United Nations Issues First-Ever Guidelines on How to Survive a Heat Wave

Sunbathers and swimmers enjoy a hot summer day at the beach in Brighton, England, on June 30, 2015. Luke Macgregor/Reuters

Soaring temperatures worldwide and a spate of deadly heat waves over the past decade has led the United Nations to issue its first-ever guidelines on dealing with risks posed by extreme and dangerous heat.

The World Health Organization (WHO) and the World Meteorological Organization (WMO), both U.N. agencies, published the guidelines Wednesday, the same day the U.K. saw the hottest July day on record, with a peak temperature of 98.1 degrees Fahrenheit (36.7 degrees Celsius) recorded at London's Heathrow Airport. The guidelines recommend early-warning systems for heat waves aimed at reducing the health effects of hot weather, which can include dehydration, heatstroke and sunburn.

Scorchio! Parts of UK see hottest July day on record - here's why #heatwave happened http://t.co/IFMjbV8khK pic.twitter.com/eoIHeY8hbN

— BBC News (UK) (@BBCNews) July 1, 2015

Britain swelters in hottest July day for 160 years | @sarahknapton http://t.co/IRaAjqfnsF #HeatWave pic.twitter.com/vQhpxbJrcD

— The Telegraph (@Telegraph) July 1, 2015

The guidelines include information on how to manage heat-related medical conditions like heat rash, heat exhaustion and heatstroke and how different medications can affect reactions to extreme heat. The guidelines also outline factors that can increase the risk of heat-related illness and death, like age, body weight and fitness levels. Using air conditioning during a heat wave, characterized by the U.N. as heat or hot weather that lasts for several days, and wearing protective clothing is recommended to reduce heat-associated health risks.

Climate change is responsible for the increased frequency and intensity of heat waves around the world, the U.N. says. Earlier this year, the WMO announced that 14 of the 15 hottest years on record have been in the 21st century, 2014 being the hottest year on record. Average global temperatures in 2014 were 1.07 degrees F (0.57 degrees C) hotter than the 40-year average of 57.2 F (14 C).

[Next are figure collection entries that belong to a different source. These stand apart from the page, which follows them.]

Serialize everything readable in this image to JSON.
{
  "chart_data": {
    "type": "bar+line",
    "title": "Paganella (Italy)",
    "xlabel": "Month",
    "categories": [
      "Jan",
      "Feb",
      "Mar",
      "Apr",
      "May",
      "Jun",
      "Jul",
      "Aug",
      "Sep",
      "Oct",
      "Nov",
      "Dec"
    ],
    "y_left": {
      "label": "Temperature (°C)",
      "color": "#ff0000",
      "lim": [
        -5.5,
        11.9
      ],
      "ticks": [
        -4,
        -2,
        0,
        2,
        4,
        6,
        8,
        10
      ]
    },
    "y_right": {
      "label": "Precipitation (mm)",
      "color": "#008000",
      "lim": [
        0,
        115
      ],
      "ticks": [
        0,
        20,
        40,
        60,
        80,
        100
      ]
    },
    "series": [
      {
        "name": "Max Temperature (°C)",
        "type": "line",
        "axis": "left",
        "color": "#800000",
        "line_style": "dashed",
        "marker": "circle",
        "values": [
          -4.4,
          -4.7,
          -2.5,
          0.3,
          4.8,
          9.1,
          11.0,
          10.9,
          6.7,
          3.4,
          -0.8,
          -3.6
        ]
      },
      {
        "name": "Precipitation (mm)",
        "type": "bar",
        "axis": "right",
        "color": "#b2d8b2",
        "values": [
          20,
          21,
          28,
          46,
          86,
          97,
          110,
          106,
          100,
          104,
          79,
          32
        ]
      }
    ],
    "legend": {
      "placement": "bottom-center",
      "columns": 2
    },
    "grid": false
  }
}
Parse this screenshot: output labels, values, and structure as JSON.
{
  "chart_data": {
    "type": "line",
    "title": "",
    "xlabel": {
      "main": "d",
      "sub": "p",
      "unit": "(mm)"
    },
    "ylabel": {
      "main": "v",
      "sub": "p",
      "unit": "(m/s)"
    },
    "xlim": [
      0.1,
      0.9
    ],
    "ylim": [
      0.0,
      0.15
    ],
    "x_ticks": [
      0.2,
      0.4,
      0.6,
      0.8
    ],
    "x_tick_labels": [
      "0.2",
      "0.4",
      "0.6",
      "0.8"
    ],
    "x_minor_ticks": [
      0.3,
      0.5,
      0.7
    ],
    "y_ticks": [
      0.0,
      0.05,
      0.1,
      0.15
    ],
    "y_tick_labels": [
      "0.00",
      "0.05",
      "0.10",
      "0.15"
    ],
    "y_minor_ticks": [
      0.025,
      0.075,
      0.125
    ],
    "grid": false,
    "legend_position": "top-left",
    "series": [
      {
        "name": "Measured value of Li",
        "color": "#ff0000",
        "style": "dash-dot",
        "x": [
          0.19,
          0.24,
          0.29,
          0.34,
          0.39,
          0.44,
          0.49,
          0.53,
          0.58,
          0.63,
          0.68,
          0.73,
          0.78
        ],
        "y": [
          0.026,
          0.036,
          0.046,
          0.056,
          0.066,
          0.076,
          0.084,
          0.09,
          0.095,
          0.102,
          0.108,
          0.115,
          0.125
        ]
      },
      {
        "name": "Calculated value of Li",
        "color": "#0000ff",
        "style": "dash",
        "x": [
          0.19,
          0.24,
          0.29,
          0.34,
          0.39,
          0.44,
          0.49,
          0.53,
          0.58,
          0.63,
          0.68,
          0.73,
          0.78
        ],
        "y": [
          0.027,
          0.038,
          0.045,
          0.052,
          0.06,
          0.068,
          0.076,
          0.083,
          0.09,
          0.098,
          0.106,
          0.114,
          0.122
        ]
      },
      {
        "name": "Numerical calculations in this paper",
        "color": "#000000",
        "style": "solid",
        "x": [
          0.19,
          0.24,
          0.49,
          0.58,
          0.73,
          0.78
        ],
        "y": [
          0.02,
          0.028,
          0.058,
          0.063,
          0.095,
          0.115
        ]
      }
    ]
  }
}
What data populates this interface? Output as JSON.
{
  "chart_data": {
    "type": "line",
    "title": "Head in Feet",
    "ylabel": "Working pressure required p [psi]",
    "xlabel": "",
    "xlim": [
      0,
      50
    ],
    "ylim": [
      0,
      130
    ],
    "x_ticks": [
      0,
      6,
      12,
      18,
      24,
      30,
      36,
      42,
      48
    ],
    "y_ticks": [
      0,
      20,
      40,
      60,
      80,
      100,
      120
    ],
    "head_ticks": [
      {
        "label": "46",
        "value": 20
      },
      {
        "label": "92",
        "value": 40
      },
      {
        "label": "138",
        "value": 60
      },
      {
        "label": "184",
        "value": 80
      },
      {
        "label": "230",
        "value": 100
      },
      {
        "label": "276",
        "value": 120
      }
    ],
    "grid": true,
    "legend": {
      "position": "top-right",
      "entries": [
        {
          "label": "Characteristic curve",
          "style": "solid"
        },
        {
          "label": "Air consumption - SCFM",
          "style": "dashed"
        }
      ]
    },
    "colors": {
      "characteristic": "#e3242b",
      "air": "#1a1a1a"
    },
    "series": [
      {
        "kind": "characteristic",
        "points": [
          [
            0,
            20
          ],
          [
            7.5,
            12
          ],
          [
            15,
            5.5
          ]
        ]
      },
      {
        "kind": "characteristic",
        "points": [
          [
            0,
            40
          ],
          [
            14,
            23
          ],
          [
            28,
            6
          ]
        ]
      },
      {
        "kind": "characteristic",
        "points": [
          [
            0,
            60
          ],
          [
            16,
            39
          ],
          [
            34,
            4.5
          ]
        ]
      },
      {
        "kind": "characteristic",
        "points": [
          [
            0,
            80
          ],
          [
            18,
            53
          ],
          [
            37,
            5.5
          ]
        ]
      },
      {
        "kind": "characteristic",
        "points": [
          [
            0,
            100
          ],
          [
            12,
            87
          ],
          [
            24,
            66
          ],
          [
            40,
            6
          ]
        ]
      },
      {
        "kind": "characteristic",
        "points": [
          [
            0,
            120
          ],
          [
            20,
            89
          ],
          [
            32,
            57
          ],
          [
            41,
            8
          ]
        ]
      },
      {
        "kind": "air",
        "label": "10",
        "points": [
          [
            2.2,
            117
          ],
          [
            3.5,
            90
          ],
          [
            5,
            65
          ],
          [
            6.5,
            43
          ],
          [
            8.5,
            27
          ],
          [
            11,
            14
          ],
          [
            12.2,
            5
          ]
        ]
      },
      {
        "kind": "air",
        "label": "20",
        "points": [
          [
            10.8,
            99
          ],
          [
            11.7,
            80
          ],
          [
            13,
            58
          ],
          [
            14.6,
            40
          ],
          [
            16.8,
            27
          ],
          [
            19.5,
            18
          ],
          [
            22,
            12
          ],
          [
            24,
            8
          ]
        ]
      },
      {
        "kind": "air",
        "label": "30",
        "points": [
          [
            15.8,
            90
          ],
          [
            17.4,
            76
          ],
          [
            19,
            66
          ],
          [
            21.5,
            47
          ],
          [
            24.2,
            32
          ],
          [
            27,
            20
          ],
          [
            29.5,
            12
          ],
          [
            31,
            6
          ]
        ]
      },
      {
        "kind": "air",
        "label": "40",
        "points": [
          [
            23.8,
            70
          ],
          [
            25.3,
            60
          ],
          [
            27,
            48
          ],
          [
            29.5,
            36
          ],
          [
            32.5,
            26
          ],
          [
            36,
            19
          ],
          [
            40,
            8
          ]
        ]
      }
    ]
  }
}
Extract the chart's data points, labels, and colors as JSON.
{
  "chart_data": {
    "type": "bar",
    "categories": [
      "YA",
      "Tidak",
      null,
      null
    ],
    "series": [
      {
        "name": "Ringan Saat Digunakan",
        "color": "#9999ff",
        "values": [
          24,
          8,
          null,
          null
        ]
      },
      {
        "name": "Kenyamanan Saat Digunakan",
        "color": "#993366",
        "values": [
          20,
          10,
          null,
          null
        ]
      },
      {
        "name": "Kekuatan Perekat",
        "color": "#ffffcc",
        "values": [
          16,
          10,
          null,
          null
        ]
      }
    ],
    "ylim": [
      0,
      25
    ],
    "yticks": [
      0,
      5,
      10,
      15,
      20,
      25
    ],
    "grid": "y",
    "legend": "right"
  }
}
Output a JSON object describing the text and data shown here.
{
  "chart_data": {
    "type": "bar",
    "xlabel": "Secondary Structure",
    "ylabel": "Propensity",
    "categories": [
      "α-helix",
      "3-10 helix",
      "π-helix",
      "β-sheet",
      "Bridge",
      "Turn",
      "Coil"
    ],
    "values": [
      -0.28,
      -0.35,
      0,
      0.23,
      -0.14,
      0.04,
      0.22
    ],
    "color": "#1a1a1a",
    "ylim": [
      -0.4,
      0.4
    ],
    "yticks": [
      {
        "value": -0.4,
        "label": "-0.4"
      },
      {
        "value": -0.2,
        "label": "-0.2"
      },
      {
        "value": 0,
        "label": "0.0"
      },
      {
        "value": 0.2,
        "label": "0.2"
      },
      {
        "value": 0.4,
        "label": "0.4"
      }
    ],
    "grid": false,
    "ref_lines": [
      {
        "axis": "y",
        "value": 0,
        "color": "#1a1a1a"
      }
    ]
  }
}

"Heat waves are a dangerous natural hazard, and one that requires increased attention," U.N. officials said in a statement Wednesday. "They lack the spectacular and sudden violence of other hazards, such as tropical cyclones or flash floods, but the consequences can be severe."

Across the world, elderly people, children, those with pre-existing cardiovascular or respiratory conditions and people who live alone or work outdoors are all particularly susceptible to the effects of a heat wave, according to the U.N. "A direct societal impact of heat is death," the U.N. points out.

In 2003, a heat wave in Europe took the lives of more than 20,000 people, most of them in France. The extreme heat was accompanied by forest fires in Portugal, low river and lake levels in Serbia and melting glaciers in the European Alps. Several people drowned when trying to cool off in lakes and rivers, according to the U.K.'s Met Office.

No respite in European #heatwave. Friday's http://t.co/nXQmEViEuR forecast incl #RedAlert in Switz, Poland. pic.twitter.com/LDFgkef4oC

— World Meteorological Organization (@WMO) July 2, 2015

A heat wave in Pakistan last month killed more than 700 people, and similar weather in India in May claimed the lives of hundreds. Along with the U.K., France, Spain and Portugal all saw temperatures push beyond 104 F (40 C) on Wednesday, The Guardian reports.